Göran K. Hansson, Sekretär des Stockholmer Nobelpreiskomitees, sieht in den Untersuchungen der drei Forscher mehr als die Entdeckung eines biologischen GPS. Es sei „das erste Mal, dass wir eine höhere Hirnfunktion verstehen, eine, die bis zu unserem Bewusstsein reicht und zeigt, wie dieses in den Verbindungen zwischen den Nervenzellen verdrahtet ist“, erklärt Hansson gegenüber der dpa.

Die Forschungsergebnisse der drei Preisträger, die auch Psychologie studierten, deuten also auf den Wunsch hin, die Persönlichkeit eines Menschen mikroskopisch untersuchen zu können. Doch dieser Wunsch ist in manchen Teilen bereits Wirklichkeit geworden. Inzwischen werden in klinischen Versuchen bei Menschen Hirnschrittmacher eingesetzt, die mithilfe elektrischer Impulse Parkinson-Erkrankungen, Depressionen und Zwangsstörungen behandeln sollen.

Hoffnung auf Therapien

Die Entdeckung der Platz- und Rasterzellen war also erst ein Anfang. Schon jetzt knüpft man an die prämierten Forschungsergebnisse die Hoffnung, Alzheimer-Patienten helfen zu können. Diese leiden im Frühstadium ihrer Erkrankung häufig an Orientierungslosigkeit. In ferner Zukunft wäre es denkbar, diesen Funktionsausfall des Hirns reparieren zu können.

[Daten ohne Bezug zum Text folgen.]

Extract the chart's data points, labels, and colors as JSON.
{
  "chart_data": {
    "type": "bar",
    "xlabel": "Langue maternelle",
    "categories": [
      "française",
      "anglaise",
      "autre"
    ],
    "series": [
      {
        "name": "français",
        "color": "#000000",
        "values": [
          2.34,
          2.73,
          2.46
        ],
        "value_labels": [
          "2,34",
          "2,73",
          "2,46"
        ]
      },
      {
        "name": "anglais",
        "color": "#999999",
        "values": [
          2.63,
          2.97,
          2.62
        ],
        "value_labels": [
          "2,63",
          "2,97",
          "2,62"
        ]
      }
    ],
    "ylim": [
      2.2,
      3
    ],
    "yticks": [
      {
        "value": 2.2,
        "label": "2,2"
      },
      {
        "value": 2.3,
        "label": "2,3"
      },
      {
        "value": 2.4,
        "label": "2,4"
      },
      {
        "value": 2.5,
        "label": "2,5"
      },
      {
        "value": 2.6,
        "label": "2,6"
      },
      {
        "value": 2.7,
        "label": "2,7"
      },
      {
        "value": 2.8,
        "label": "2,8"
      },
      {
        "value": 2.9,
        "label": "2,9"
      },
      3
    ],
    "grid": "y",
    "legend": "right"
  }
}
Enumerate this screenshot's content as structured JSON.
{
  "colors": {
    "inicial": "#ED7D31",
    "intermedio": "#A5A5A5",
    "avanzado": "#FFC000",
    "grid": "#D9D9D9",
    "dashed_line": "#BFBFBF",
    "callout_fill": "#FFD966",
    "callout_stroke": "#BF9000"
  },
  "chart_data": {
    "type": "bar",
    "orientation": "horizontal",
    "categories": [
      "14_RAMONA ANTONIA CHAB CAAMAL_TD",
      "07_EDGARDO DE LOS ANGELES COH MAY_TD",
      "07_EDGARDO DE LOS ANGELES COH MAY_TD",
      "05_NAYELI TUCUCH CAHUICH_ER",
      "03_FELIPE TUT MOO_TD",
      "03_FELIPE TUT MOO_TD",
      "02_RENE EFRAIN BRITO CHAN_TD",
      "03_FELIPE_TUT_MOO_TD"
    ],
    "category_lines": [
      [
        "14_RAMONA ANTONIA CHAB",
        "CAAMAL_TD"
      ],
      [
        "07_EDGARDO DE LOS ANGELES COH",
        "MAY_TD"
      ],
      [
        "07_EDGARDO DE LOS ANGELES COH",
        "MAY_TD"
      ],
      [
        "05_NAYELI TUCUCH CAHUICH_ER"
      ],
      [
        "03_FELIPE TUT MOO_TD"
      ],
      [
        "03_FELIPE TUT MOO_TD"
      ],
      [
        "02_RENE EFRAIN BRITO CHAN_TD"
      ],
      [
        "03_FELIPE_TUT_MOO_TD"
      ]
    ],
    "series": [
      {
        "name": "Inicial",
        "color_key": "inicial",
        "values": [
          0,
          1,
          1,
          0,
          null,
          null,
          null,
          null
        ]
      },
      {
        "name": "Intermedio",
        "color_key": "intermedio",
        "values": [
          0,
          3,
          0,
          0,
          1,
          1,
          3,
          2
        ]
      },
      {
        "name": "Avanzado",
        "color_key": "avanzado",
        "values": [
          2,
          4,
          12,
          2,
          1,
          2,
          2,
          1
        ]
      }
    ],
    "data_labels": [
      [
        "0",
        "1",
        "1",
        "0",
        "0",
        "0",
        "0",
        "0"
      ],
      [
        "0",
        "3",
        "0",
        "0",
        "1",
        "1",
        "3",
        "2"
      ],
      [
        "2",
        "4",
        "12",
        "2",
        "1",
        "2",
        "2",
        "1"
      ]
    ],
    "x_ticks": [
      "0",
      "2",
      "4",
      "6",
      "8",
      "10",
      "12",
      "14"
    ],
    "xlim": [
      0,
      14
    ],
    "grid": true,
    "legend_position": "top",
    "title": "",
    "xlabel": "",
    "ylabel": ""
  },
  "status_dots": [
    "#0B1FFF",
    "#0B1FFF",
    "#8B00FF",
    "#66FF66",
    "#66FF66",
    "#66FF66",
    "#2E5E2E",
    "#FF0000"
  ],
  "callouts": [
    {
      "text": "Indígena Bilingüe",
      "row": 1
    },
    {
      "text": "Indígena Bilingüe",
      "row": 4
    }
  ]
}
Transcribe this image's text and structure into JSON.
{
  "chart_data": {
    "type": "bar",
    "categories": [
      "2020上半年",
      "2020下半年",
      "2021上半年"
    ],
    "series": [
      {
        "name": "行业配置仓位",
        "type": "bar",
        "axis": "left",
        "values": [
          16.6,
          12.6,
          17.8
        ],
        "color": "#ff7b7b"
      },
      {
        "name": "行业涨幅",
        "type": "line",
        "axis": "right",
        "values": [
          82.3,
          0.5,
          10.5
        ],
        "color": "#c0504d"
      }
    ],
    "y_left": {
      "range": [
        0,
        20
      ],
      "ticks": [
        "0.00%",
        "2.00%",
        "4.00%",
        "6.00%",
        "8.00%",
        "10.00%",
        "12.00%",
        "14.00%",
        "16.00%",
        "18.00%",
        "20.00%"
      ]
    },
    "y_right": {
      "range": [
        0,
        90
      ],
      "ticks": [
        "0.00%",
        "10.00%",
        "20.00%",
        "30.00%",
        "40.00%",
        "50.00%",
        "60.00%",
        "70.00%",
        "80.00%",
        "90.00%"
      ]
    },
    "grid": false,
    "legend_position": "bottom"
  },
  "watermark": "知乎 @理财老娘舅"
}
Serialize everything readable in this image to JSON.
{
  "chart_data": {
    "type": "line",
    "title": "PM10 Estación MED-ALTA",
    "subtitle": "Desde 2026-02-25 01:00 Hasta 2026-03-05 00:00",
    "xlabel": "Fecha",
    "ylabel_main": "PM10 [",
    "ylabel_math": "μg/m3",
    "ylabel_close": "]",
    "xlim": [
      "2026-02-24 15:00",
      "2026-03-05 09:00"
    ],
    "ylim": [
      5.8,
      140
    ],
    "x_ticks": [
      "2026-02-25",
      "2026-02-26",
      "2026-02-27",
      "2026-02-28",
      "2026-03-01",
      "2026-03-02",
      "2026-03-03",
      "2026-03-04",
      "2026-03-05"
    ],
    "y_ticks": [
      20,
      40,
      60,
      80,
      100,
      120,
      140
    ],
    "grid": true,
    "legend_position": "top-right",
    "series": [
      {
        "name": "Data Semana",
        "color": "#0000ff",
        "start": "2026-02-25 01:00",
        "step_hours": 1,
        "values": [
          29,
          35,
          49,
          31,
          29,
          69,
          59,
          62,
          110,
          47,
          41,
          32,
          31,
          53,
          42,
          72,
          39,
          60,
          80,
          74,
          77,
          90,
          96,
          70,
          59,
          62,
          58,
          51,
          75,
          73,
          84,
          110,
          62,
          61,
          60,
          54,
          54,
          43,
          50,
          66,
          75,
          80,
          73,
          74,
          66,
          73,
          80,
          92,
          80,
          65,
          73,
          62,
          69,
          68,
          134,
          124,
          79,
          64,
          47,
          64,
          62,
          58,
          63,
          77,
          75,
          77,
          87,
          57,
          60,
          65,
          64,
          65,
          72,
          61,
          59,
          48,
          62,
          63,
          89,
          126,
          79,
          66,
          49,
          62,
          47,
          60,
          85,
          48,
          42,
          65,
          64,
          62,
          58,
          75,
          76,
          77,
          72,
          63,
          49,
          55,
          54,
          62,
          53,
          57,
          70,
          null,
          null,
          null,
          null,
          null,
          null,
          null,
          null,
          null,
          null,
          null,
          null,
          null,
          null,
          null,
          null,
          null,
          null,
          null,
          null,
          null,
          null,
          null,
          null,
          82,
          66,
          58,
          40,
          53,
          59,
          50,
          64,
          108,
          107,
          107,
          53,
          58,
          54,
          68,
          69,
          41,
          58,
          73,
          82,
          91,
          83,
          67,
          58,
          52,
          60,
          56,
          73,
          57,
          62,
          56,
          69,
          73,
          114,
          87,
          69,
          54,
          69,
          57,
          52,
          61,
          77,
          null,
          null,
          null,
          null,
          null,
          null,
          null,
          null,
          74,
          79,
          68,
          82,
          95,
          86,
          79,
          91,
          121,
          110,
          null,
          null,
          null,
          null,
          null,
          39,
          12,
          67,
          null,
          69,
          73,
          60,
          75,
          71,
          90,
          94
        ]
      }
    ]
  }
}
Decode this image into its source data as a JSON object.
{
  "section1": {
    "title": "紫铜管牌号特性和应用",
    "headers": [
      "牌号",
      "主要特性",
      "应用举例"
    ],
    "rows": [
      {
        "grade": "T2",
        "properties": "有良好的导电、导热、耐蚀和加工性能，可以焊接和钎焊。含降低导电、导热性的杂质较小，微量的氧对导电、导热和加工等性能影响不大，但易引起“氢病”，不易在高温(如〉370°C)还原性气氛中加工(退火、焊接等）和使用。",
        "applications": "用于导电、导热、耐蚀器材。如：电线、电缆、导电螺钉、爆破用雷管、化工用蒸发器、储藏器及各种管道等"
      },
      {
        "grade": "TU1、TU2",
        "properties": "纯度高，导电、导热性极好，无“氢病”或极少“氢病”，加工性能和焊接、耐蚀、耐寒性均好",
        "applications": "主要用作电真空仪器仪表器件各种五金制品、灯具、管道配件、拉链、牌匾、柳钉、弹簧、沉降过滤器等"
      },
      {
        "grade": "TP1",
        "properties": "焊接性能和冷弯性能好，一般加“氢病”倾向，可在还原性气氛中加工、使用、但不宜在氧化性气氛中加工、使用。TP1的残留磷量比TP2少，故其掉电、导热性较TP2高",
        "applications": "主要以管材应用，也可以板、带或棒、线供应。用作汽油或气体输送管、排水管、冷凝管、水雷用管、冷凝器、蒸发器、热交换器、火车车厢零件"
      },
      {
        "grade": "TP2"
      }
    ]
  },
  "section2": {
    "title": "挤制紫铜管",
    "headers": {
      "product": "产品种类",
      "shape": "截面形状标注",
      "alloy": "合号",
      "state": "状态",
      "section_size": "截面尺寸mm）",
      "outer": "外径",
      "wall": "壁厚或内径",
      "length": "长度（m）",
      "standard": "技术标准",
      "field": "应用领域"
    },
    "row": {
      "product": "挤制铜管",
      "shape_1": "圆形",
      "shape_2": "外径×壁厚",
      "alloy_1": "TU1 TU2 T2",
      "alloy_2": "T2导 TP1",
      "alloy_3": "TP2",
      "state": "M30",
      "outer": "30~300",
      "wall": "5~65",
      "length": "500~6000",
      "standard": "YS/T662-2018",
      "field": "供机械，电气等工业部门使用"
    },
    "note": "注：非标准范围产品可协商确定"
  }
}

Heftig kritisieren indes Tierschützer die Forschung von O’Keefe und dem Ehepaar Moser. Die Tierschutzorganisation Peta erklärte, die Auszeichnung an Wissenschaftler, „die jahrzehntelang unzähligen Tieren fürchterliche Schmerzen zufügten“, stehe im Widerspruch zu den Werten des Nobelpreises. Der Schädel der Versuchstiere sei bei den Experimenten durchbohrt und ihr Gehirn durch giftige Injektionen vernichtet worden. Anschließend seien sie getötet worden, so Peta.

Die Sprecherin der norwegischen Tierschutzallianz Live Kleveland berichtet, dass die Preisträger bei ihren Experimenten Instrumente in die Köpfe von Ratten implantiert und dabei teilweise ihre Gehirne zerstört hätten. Man habe jahrelang vergeblich versucht, diese Experimente juristisch zu stoppen. Es sei traurig, dass solche Forschungen mit dem Nobelpreis belohnt würden.